Foreigners

A Very British Press Scandal

There’s nothing new in Rupert Murdoch’s tabloid tactics.

It is Sunday afternoon, preferably before the war. The wife is already asleep in the armchair, and the children have been sent out for a nice long walk. You put your feet up on the sofa, settle your spectacles on your nose, and open the News of the World. … In these blissful circumstances, what is it that you want to read about? Naturally, about a murder.

I am not the first person to quote the opening lines from “Decline of the English Murder” this week, and no wonder: George Orwell, who composed that droll little essay in 1946, placed the now-defunctNews of the World in its historical and cultural context as no one else could. Orwell’s mid-20th-century British tabloid reader first eats a lunch of “roast pork and apple sauce, followed up by suet pudding.” Then he settles down to drink tea and read scandalous stories, preferably involving the “chairman of the local Conservative Party branch,” a “strong Temperance advocate,” or someone equally respectable. British tabloid readers spent many Sunday afternoons that way in the decades before Orwell wrote those words. They have gone on doing so ever since.

Over the next few days, many pundits will lament the decline of the press, the rise of sensationalism, and the rampant commercialism that led News of the World reporters to hack into the telephone voicemail accounts of murdered schoolgirls, divorcing celebrities, and grieving parents. But in truth, there is nothing new about any of this. Although the technology has changed, the practices in question—paying the police for stories; the use of subterfuge to obtain personal information; the persecution of celebrities, politicians, or victims of violence—are, in the tabloid world, very old. Certainly they predate Orwell. 

Until now, no one has been especially shocked by them. I worked for British newspapers in the early 1990s and remember very clearly the lack of surprise when transcripts of private telephone conversations between Diana, the princess of Wales, and her lover were made public, followed by transcripts of private telephone conversations between the prince of Wales and his lover. Nobody ever quite got to the bottom of either story. Some versions said that they came from ham radio operators, who picked them up by accident. Other versions said they came from MI5, Britain’s internal security service.

Either way, they wound up in print, in tabloid newspapers that surely paid somebody for them. Either way, the recordings were illegal. But few cared at the time. The prince and princess of Wales were rich and famous, the public enjoyed watching them squirm, so why should they be allowed to have private conversations?

Nobody seemed especially bothered by police collusion with tabloid reporters, either. Also in the early 1990s, British criminal detectives searched the house of an acquaintance of mine.
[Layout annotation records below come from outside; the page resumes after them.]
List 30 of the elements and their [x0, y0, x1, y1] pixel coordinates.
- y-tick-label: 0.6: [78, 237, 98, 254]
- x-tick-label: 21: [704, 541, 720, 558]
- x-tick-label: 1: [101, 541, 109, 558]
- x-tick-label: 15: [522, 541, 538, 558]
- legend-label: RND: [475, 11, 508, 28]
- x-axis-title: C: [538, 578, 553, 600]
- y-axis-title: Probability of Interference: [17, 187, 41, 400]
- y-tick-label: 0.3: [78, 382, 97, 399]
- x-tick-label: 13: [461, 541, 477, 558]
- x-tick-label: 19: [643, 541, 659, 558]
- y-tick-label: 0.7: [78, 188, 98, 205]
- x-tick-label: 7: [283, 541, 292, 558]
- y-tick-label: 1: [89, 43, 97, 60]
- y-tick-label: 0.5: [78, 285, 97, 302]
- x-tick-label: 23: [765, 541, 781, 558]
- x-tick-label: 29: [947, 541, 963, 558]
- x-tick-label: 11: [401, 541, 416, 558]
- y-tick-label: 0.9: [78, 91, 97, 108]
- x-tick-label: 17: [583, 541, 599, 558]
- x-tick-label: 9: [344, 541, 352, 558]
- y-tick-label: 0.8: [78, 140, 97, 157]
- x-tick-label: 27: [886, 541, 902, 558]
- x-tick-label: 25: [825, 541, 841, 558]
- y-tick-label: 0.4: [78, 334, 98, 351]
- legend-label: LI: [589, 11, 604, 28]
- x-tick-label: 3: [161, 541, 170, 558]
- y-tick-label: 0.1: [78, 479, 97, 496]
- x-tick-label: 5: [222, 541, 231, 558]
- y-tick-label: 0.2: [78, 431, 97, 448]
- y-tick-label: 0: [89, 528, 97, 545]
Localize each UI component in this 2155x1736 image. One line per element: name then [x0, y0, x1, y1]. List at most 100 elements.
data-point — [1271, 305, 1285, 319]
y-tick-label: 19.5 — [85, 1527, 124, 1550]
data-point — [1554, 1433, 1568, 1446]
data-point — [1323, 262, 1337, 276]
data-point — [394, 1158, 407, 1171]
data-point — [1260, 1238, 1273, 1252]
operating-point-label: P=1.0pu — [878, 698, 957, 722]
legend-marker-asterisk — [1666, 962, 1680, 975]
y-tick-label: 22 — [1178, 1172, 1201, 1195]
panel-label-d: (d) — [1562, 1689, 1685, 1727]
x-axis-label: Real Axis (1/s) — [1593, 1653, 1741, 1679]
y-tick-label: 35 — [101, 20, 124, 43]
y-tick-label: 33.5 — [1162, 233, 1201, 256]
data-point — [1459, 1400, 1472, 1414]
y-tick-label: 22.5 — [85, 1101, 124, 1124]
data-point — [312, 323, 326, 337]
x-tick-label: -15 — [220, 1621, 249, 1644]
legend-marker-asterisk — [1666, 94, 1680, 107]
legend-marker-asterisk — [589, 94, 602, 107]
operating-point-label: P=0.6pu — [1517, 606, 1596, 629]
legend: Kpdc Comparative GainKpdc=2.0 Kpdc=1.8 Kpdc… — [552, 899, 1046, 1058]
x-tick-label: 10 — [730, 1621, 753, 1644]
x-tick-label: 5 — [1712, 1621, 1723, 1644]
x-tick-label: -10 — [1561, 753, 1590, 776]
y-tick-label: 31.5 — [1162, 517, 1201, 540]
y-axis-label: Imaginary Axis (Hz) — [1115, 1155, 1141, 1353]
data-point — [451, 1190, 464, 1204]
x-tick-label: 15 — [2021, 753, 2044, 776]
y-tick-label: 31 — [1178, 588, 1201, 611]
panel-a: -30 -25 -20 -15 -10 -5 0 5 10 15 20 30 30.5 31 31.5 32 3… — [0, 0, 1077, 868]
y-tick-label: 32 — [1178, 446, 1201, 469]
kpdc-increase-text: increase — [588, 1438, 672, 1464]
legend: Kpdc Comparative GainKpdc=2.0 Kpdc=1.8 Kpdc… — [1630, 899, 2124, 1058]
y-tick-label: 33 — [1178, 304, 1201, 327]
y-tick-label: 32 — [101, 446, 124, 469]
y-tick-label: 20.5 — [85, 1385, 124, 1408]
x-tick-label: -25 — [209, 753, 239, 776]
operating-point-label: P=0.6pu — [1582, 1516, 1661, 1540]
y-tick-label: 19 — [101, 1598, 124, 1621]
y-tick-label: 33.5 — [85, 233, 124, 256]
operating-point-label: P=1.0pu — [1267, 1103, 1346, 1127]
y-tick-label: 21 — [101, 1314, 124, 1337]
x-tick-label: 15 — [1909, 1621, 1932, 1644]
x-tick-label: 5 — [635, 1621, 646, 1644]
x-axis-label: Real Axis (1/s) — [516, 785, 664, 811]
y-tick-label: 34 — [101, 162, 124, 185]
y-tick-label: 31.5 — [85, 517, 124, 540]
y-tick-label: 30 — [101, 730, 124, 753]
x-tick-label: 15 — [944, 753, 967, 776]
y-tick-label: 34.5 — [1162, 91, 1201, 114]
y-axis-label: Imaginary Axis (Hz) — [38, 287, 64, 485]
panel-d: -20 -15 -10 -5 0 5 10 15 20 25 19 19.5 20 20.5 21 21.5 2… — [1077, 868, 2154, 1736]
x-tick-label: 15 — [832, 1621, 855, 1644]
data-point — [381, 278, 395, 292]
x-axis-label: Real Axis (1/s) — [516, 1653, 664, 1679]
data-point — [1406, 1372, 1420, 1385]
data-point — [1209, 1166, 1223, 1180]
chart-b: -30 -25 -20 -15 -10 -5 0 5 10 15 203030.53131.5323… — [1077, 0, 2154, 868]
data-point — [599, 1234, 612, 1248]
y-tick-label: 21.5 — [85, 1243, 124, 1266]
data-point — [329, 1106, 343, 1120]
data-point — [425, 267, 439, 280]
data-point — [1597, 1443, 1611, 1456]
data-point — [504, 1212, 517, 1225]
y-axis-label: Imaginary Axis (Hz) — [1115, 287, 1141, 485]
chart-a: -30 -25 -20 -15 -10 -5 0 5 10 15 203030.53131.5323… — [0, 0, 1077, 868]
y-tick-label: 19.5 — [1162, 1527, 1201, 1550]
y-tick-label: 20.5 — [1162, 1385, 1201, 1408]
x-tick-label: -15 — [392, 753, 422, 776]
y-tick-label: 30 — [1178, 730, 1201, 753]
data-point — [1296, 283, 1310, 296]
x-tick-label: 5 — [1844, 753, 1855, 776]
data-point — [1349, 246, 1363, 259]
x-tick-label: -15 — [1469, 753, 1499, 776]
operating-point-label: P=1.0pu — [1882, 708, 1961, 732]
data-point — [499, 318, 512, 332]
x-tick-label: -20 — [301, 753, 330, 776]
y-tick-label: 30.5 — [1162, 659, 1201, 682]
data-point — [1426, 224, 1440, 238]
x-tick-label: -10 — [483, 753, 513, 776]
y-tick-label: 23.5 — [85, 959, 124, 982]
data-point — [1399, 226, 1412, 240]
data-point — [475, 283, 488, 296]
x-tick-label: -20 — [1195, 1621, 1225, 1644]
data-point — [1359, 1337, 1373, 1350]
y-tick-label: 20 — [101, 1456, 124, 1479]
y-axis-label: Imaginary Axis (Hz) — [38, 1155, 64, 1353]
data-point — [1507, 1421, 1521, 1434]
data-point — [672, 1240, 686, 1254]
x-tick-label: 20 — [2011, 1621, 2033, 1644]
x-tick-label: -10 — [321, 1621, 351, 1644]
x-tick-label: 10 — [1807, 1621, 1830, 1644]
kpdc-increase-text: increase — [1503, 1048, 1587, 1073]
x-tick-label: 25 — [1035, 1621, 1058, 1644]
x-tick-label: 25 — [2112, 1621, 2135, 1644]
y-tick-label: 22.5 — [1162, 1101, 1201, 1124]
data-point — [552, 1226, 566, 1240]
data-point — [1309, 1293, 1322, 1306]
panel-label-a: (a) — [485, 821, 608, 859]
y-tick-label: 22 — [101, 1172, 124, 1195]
They confiscated documents as well as private photographs. Later, a few of those photographs appeared in the press, even though they had no relevance to the case. Nobody I knew seemed especially bothered by this. My acquaintance was a well-connected person on his way to jail, so why should he be allowed to control his wife’s private pictures?

In its essence, this scandal is no different. Although one London journalist told me last week that an “important line was crossed” when the News of the World accessed the voicemail of Milly Dowler, a murdered teenage girl, I just don’t see why. It’s true that some of Dowler’s voicemails were deleted, but once you’ve established the practice of hacking phones—and some 4,000 appear to have been hacked by the News of the World—this surely must seem, to the hackers, like a very minor additional transgression. After all, Glenn Mulcaire, the private investigator who hacked Dowler’s telephone, was acting out of precisely the same motives as the spooks who recorded Charles and Camilla or the police officers who search private houses looking for private pictures. All were in search of information that they intended to sell. And all knew very well that there would be plenty of willing buyers, whether at the News of the World, the Sun, the Daily Express, the Daily Mirror, the Daily Mail—or even at the grander offices of “up-market” newspapers, many of which (we may soon discover) may also have been eager purchasers of illegally obtained information.

And yet—they were in the market because they knew there was a demand. Here is the bottom line: British newspapers pay the police for scandal because the British newspaper-reading public has such an enormous appetite for scandal—especially scandals that bring down the rich and respectable. Here is the irony: The downfall of the News of the World fits this narrative beautifully. And here is a prediction: The public apologies of its owner, Rupert Murdoch, and the public humiliation of News International’s chief executive, Rebekah Brooks, are going to please the British newspaper-reading public more than anything else it has read in a very, very long time.